Let's look at load, the sheer number of requests coming in for an event like this, versus "origin latency". Origin latency is the time it takes the system to reply to a request that isn't handled by the CDN. CDN response times are on average 15ms or less, and are handled locally on nearby nodes. That's easy. All CMS providers can do that at their "enterprise-scale" pricing tiers. Worpress VIP can do that, Brightspot can do that, BLOX can do that. I'm talking about requests for content that doesn't exist on the CDN nodes. They are in a sense, CDN overflow. Here is the traffic chart vs the origin latency for those types of requests, in 5 min intervals:

May 19th Tornado Outbreak Requests

May 19th Tornado Outbreak Origin Latency

You can see on the first chart that it was a quiet night, we were down to 5k requests every 5 min (that's only 1.3 per second), and that's when our latency figures were the highest, but still far better than Wordpress VIP or any other enterprise scale CMS out there. Over the early morning hours, when few people were looking at the websites, we were seeing average latency around 130ms, with some spikes up to 266ms which quickly come back down as new servers are created. There were just 2 servers at that time.

When the storms came in, we jumped up from 46k requests/5min to 150k/5 min. Eight more servers fired up, all in parallel, for this single affiliate. Notice that that drives the origin latency down to 60ms. This is incredible, and it's not done yet. Another traffic spike all the way to 171k request/5min drove it down even further to 57ms, and there was a brief spike that was driven down again as the servers continued to scale. At that point there were 15 servers running in parallel to handle the load.

I'd like you to compare this directly to a screenshot of the sort of metrics that Wordpress VIP offers, directly from their documentation:

wordpress VIP latency

There are three things I want you, the reader, to understand here.

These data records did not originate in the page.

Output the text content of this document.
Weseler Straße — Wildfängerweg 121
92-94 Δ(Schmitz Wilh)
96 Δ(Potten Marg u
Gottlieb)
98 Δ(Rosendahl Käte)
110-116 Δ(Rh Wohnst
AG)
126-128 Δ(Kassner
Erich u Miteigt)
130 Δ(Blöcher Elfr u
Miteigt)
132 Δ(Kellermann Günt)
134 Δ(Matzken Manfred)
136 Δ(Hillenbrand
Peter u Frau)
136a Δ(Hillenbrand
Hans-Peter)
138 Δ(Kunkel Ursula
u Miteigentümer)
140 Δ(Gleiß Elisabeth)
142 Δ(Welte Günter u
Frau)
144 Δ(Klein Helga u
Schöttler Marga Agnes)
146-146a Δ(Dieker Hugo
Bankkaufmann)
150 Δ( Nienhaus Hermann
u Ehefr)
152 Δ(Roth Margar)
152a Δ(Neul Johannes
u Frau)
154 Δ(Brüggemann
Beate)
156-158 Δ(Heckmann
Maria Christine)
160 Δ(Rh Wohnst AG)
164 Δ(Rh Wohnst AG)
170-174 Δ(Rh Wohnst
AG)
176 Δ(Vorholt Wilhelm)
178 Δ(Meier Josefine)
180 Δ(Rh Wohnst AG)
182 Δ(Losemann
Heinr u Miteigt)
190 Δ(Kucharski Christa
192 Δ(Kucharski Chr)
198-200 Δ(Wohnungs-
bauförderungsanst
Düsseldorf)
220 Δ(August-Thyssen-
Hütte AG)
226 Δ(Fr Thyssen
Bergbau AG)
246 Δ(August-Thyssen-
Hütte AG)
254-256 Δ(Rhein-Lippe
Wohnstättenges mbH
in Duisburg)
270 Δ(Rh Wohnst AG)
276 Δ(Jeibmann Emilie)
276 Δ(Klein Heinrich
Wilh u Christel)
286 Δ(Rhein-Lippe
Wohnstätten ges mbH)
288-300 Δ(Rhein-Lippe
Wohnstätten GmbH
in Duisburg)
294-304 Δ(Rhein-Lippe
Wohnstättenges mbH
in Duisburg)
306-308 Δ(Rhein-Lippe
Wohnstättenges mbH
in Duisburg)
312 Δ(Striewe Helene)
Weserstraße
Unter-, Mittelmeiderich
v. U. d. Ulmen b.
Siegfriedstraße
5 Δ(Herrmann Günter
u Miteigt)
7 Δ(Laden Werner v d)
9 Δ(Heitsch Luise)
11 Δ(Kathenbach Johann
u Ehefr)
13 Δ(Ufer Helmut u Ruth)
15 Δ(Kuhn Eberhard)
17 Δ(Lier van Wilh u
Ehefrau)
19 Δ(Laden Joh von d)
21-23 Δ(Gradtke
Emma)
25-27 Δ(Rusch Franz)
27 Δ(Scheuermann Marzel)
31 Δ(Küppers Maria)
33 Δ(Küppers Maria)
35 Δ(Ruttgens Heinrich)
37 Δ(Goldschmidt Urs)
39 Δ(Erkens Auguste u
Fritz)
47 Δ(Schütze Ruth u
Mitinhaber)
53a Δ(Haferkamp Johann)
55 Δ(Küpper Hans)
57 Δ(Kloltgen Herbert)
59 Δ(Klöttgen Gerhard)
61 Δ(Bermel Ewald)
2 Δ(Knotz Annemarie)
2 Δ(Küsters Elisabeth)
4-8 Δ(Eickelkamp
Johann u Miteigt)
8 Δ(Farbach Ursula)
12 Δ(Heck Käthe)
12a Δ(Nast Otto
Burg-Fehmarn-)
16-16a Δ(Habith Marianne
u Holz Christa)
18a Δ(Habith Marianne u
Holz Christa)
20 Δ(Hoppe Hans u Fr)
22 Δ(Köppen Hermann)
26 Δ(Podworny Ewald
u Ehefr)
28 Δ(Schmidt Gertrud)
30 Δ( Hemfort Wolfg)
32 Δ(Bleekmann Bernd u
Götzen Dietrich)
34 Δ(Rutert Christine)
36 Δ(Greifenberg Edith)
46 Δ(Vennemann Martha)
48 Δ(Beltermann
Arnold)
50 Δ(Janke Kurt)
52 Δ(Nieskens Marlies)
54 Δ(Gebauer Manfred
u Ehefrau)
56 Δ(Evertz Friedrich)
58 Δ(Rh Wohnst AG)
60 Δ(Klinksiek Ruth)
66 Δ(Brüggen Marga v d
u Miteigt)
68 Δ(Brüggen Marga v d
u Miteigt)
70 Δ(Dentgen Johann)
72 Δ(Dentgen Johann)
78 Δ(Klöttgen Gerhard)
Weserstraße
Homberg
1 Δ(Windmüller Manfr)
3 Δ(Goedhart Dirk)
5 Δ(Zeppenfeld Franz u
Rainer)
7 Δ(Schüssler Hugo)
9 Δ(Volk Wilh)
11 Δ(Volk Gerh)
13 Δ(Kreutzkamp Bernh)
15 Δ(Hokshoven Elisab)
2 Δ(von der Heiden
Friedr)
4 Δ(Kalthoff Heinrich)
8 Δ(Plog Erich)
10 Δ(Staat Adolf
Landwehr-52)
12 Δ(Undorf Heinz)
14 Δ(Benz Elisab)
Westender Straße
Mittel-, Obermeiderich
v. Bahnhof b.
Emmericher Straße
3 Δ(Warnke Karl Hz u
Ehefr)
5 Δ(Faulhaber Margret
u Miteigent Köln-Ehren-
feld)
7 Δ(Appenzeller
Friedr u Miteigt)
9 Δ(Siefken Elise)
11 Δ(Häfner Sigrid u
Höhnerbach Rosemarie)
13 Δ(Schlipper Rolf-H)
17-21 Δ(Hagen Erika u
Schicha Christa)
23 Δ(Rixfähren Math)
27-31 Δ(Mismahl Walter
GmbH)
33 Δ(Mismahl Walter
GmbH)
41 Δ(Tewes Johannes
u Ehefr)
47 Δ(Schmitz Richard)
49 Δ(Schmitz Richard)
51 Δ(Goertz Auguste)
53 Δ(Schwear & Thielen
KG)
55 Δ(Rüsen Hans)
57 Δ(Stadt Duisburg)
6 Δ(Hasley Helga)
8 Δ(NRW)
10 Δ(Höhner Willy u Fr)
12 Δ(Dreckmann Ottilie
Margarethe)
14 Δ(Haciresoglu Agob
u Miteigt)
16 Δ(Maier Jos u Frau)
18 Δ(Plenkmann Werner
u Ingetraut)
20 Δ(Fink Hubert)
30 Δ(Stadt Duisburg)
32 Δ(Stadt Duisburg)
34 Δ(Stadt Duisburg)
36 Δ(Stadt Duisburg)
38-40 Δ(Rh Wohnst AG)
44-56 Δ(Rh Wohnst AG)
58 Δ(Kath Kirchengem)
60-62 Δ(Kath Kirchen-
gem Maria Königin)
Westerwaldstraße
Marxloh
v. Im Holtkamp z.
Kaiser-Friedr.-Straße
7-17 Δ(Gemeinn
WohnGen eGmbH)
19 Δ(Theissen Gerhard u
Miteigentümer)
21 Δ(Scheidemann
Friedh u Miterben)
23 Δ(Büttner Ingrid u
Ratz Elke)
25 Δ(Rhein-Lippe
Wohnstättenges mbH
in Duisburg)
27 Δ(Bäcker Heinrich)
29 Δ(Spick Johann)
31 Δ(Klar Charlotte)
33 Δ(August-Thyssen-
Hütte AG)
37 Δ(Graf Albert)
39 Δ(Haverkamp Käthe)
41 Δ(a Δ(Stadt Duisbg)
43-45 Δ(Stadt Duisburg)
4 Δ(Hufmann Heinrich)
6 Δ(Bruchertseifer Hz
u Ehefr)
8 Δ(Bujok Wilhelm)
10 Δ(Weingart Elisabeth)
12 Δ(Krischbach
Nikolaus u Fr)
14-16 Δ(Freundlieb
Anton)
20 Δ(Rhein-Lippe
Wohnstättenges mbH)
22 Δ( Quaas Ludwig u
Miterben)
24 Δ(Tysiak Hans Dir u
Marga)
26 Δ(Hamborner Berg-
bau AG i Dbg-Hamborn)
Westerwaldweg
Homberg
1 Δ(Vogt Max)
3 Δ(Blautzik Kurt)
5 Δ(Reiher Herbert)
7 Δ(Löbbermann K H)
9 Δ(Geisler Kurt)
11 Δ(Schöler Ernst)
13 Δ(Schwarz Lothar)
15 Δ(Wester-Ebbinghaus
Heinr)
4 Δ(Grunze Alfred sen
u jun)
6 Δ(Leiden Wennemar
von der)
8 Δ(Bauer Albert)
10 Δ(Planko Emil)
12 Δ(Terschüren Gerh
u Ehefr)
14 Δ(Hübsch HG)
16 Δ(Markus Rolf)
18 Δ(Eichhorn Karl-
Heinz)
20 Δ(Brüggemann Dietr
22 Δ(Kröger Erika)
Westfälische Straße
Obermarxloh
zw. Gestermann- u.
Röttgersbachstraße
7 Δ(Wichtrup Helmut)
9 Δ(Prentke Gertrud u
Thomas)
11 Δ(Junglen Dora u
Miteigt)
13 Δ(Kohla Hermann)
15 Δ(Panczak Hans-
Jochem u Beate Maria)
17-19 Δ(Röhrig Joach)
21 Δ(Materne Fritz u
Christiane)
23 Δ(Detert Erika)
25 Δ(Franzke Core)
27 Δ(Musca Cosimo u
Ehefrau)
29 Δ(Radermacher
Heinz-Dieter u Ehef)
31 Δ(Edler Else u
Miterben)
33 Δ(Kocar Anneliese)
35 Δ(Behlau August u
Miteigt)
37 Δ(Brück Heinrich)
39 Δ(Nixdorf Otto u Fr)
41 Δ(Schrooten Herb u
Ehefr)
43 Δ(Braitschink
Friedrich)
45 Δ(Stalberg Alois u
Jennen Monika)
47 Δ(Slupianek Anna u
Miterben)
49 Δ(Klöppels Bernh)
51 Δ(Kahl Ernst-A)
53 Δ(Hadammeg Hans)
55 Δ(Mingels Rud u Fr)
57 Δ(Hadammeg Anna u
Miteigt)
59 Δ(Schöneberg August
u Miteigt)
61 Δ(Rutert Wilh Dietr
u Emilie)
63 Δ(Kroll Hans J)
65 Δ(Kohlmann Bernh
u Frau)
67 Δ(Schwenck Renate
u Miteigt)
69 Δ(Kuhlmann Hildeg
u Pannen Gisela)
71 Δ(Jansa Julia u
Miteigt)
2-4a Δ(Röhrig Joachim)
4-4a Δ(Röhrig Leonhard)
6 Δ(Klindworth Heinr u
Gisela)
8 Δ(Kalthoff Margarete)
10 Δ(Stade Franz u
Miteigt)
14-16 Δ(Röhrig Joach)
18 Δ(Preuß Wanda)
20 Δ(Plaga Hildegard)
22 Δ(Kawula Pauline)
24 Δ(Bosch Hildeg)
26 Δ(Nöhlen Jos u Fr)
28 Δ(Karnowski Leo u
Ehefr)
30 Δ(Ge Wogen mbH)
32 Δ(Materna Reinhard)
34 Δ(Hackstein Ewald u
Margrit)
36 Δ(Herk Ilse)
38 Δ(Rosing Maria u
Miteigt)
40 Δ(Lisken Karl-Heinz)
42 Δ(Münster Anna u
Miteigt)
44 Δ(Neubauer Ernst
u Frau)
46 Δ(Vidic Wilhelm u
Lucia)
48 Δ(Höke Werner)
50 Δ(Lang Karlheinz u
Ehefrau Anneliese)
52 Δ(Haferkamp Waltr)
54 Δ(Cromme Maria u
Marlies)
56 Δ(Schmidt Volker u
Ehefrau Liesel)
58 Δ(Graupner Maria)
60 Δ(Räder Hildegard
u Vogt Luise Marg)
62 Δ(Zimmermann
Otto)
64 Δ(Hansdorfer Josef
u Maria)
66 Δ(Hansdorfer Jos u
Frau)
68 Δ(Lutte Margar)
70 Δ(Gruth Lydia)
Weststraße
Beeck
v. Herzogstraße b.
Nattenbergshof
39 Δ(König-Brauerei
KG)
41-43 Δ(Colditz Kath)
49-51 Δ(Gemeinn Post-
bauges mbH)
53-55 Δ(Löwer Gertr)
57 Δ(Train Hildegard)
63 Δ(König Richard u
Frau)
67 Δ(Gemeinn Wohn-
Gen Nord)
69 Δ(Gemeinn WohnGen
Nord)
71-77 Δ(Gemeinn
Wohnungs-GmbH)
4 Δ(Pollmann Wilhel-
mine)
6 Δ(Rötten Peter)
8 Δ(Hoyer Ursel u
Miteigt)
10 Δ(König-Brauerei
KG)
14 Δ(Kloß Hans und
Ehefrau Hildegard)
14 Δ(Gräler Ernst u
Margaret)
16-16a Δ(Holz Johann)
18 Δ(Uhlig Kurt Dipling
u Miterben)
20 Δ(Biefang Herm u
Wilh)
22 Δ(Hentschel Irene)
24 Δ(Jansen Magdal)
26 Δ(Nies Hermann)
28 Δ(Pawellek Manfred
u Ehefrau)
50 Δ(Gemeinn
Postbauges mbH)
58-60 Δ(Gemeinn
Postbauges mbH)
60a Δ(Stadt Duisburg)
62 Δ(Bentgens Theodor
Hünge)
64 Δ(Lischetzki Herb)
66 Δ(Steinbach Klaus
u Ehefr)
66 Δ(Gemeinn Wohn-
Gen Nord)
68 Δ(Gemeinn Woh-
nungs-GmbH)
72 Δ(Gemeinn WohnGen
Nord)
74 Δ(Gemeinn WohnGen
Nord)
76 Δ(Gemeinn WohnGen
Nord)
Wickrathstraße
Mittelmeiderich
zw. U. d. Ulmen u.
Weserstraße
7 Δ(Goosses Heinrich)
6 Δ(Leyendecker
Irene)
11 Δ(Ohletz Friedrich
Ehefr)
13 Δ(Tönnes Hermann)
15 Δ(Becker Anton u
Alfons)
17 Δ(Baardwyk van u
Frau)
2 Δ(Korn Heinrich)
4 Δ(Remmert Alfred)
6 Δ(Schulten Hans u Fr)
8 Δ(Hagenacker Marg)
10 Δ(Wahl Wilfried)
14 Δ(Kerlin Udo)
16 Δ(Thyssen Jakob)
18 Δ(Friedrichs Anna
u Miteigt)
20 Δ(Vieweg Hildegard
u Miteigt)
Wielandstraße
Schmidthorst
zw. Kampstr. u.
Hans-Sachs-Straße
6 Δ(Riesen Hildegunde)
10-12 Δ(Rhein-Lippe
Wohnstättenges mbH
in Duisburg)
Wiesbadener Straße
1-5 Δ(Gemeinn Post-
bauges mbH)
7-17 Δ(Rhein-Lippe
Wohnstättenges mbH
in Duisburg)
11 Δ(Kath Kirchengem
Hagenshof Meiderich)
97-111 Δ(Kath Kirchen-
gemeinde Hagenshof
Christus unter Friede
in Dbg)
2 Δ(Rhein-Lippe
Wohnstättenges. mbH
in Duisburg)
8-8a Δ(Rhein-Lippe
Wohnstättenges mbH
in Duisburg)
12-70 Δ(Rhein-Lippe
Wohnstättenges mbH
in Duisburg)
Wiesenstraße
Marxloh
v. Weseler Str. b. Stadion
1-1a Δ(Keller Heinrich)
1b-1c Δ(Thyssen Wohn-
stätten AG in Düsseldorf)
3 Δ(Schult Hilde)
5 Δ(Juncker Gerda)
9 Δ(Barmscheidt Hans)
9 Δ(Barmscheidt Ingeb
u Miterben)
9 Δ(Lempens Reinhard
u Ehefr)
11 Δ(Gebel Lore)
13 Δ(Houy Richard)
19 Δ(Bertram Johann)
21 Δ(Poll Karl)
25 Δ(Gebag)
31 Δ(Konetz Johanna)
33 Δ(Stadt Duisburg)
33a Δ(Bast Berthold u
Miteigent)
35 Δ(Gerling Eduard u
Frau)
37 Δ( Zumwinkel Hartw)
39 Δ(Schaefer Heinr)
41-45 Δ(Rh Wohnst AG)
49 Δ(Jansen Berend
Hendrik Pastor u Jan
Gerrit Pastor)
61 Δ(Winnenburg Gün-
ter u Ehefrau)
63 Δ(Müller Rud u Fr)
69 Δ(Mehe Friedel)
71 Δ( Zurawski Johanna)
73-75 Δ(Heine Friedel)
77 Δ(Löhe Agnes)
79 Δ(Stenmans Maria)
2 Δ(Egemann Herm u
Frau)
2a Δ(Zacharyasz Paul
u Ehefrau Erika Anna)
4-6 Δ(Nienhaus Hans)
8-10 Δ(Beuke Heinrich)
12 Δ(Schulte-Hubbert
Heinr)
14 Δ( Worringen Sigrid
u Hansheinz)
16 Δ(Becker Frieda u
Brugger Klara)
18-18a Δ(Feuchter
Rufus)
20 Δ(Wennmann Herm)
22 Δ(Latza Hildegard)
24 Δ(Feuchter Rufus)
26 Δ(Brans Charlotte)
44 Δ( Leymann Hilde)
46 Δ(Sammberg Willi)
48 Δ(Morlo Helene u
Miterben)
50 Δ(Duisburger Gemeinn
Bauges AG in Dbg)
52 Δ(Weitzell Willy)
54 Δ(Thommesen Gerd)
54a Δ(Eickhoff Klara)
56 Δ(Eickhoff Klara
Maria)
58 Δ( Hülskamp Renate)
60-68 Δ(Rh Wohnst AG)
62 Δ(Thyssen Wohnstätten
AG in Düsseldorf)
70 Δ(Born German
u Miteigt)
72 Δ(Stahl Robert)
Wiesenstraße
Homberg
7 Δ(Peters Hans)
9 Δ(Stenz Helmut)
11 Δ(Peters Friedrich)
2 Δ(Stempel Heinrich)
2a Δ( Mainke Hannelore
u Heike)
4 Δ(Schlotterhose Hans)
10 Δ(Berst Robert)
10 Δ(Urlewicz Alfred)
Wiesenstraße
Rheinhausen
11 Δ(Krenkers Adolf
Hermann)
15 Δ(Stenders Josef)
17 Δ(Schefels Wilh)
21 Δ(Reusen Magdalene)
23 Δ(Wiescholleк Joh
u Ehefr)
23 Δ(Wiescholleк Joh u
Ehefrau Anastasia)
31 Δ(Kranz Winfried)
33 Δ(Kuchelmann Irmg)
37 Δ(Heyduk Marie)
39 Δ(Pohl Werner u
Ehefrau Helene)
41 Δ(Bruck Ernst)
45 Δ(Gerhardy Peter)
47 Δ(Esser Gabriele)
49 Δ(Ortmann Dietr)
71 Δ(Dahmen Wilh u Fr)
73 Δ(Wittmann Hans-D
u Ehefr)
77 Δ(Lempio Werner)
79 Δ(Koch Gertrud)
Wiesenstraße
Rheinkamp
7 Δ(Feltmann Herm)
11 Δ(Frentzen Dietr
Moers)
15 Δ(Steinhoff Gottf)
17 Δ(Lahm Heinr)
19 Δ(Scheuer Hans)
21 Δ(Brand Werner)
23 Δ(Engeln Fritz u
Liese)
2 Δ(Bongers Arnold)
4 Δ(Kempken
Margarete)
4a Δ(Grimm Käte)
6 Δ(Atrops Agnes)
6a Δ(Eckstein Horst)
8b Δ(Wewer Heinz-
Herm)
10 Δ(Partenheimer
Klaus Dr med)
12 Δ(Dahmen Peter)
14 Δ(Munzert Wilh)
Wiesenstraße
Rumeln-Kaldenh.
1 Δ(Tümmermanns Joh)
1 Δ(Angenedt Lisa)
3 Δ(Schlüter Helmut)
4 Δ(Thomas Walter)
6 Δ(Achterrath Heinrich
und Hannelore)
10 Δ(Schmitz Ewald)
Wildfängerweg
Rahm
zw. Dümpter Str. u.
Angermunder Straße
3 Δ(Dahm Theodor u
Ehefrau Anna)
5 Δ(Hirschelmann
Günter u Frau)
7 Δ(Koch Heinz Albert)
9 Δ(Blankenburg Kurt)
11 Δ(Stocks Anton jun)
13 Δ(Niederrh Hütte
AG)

  1. Viking CMS delivers content faster than anything else out there. Not even joking.
  2. Viking CMS delivers content faster when you throw more traffic at it. A lot faster in fact.
  3. Viking CMS has your back when you need it the most. When the sky is falling and everybodies pants are on fire, you don't have to worry about slowdowns or failures out of your control.

I'd like to add a final note as well. The content that the users are requesting, on a day like this also includes a great deal of off-site data (not just stories and categories, images and videos). In this case the forecast, METAR, and alert data is all coming from Baron, a private data bundler, for NWS and NOAA sourced-data. Our "Baron Forecast Task Runner" is a separate cluster that is also scaling independently to handle this amount of load, I just checked it, and it is running 7 servers per affiliate just to satisfy the need for real-time forecast data. Check out the amount of traffic it is handling, and the near-zero origin latency it is offering for these requests:

May 19th Tornado Outbreak more

If you need a complete stack to handle extraordinary events, as well as "normal" days, Viking CMS is the best you can get.

Don Drury

I'm Don Drury, and I created Viking CMS. I built a whole enterprise-scale CMS based on a need I saw working as a front-end developer within the largest media conglomerate in Oklahoma. They had spent 20 years trying to work around their CMS. They had hired a back-end developer, a front-end developer, 4 designers and still weren't able to do the basic things they wanted to do. I built Viking CMS and changed everything for them.